O Sindicato dos Trabalhadores da Agricultura e das Indústrias de Alimentação, Bebidas e Tabacos de Portugal (SINTAB) apontou o dedo ao Governo, que na quarta-feira se reuniu em Conselho de Ministros em Bragança, por não apresentar “uma única medida, uma solução ou sequer uma intenção concreta de intervenção”, para que o matadouro não encerre, após um pedido de esclarecimento do PCP, na Assembleia da República.
“O Governo reconhece a importância territorial do matadouro industrial do Cachão e os potenciais efeitos do seu encerramento, no entanto, deve ser salvaguardado simultaneamente o cumprimento da legislação aplicável a sustentabilidade da exploração e o respeito pelas entidades administrativas, dos municípios, da entidade proprietária e dos órgãos do processo de insolvência”, respondeu o Governo, ao PCP, citado do sindicato.
No entanto, o delegado sindical, Eduardo Andrade, salientou que é “precisamente a sustentabilidade da exploração que não está garantia” e que “era importante que o Governo a assegurasse”.
“Aquilo que nós achamos é que o Governo devia meter ali as mãos, o Ministério da Agricultura devia meter ali as mãos, porque estamos a falar de uma infraestrutura altamente importante para a região, para manutenção do equilíbrio social e económico da região e o Governo, no dia que faz um Conselho de Ministros em Bragança, para dar a entender que está preocupado com as questões do Interior do país, dá uma resposta destas”, criticou.
Por isso, na ótica do sindicato, o Governo deveria injetar “dinheiro dos contribuintes” nesta unidade de abate do concelho de Mirandela, para “a modernizar, para lhe dar alguma solidez de base”, e que garantisse a gestão da infraestrutura é "acompanhada por alguém que faça o escrutínio da boa gestão”.
“Não há nenhuma outra infraestrutura que dê a resposta que dá o matadouro do Cachão. Se o matadouro do Cachão fechar neste momento, a maioria dos produtores passarão a ter de levar os animais para abate para Penafiel”, reiterou Eduardo Andrade.
Em abril deste ano, o Matadouro Industrial do Cachão entrou em processo de insolvência, solicitado por um dos credores, a Ares Lusitani, depois de uma dívida que terá chegado a perto de um milhão de euros.

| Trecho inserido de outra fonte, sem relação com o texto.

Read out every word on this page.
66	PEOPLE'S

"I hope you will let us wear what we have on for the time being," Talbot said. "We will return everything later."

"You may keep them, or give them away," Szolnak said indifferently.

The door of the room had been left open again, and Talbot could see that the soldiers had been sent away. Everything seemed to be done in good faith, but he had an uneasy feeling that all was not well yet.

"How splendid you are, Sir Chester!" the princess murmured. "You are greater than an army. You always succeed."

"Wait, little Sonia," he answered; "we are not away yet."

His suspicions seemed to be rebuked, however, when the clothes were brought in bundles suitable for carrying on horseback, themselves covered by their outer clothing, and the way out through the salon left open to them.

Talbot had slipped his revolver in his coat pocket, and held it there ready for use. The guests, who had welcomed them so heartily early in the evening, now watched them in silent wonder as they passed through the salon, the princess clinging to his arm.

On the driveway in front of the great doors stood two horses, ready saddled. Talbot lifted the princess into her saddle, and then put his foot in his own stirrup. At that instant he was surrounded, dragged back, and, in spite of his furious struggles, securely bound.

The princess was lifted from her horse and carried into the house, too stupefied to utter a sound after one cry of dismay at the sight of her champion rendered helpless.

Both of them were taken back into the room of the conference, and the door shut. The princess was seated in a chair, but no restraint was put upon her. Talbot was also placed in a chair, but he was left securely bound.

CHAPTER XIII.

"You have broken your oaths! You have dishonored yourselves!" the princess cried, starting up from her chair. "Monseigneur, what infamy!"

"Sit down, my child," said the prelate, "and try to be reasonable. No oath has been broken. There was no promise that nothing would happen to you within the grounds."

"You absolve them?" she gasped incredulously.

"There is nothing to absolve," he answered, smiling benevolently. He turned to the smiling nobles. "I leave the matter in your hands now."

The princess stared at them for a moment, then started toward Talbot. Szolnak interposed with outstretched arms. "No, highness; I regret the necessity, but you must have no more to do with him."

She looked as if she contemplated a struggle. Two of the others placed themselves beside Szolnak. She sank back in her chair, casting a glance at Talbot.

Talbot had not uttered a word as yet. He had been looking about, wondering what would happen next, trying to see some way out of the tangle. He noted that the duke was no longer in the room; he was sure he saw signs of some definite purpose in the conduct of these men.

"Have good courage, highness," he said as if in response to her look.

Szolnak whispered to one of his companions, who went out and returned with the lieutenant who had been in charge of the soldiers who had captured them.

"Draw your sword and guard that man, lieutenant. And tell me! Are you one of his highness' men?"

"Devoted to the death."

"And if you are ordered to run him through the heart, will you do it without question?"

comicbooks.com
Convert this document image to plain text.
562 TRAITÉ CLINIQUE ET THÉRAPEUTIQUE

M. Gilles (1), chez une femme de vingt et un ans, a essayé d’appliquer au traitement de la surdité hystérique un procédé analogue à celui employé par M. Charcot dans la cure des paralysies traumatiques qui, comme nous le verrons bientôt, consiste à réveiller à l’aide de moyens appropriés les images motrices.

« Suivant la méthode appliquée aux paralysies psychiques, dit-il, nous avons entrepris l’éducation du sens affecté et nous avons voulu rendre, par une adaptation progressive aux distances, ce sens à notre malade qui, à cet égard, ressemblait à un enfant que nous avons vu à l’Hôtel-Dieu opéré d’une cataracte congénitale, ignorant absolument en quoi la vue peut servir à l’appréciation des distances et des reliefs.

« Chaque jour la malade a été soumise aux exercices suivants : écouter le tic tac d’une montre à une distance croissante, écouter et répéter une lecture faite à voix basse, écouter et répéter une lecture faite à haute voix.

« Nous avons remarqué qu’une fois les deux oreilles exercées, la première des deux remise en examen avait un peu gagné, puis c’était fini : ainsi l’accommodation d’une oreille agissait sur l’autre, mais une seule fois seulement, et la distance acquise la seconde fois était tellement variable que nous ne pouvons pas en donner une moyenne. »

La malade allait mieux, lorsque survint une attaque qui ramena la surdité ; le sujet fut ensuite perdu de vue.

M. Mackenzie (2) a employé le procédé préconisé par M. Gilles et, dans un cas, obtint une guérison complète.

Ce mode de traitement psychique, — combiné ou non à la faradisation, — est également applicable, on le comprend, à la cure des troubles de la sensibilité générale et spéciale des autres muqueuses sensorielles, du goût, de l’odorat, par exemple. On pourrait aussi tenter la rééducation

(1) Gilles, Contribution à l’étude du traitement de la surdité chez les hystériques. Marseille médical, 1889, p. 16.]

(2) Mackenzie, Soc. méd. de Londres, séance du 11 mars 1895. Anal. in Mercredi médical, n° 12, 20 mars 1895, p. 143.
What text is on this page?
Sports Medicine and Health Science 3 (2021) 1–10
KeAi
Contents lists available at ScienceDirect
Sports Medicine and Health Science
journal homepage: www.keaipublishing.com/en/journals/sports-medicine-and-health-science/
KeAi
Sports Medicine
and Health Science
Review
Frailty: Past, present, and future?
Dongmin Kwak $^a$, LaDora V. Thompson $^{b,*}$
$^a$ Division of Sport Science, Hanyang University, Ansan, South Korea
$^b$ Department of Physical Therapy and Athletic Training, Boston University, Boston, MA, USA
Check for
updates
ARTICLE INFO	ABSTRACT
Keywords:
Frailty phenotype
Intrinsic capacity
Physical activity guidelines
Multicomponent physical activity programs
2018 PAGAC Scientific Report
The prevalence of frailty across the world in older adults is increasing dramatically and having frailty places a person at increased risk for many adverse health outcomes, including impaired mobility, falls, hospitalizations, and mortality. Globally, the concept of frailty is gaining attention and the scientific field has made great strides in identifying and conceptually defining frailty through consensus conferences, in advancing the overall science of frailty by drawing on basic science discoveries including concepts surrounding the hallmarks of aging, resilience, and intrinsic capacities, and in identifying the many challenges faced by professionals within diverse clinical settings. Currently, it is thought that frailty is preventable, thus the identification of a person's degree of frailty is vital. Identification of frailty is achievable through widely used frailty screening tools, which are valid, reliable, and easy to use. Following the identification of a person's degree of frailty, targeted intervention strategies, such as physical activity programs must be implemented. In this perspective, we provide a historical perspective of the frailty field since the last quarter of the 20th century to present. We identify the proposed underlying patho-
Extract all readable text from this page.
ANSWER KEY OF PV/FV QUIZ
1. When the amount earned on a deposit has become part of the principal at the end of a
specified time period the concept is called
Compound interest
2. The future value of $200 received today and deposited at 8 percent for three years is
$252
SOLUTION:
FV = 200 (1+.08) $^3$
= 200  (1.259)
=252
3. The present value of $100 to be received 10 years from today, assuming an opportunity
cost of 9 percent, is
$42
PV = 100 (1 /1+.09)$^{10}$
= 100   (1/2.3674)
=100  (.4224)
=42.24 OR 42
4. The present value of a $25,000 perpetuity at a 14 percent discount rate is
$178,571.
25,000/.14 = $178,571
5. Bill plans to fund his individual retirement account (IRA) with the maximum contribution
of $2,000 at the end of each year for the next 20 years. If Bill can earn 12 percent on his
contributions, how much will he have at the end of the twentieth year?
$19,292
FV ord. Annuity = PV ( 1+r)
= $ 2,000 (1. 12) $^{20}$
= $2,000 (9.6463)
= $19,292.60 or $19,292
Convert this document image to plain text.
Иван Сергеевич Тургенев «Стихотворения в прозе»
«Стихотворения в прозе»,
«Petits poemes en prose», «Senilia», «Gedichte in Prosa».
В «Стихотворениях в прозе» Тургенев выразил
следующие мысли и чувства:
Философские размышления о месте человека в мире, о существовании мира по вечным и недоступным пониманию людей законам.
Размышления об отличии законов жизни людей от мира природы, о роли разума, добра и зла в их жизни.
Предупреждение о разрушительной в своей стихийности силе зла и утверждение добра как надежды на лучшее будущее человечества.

Os municípios de Vila Flor e de Mirandela, acionistas maioritários, entregaram um plano de recuperação desta unidade de abate ao administrador da insolvência.
Os trabalhadores já chegaram a anunciar uma greve, por atrasos no pagamento de salários e subsídios de férias, mas acabou por ser cancelada. A unidade emprega 23 pessoas, “na maioria com idades entre os 63 e 66 anos”.
No distrito de Bragança, além do matadouro do Cachão, em Mirandela, há ainda uma unidade de abate em Bragança e em Vinhais, e está ainda a ser construída uma em Mogadouro e outra no concelho de Miranda do Douro.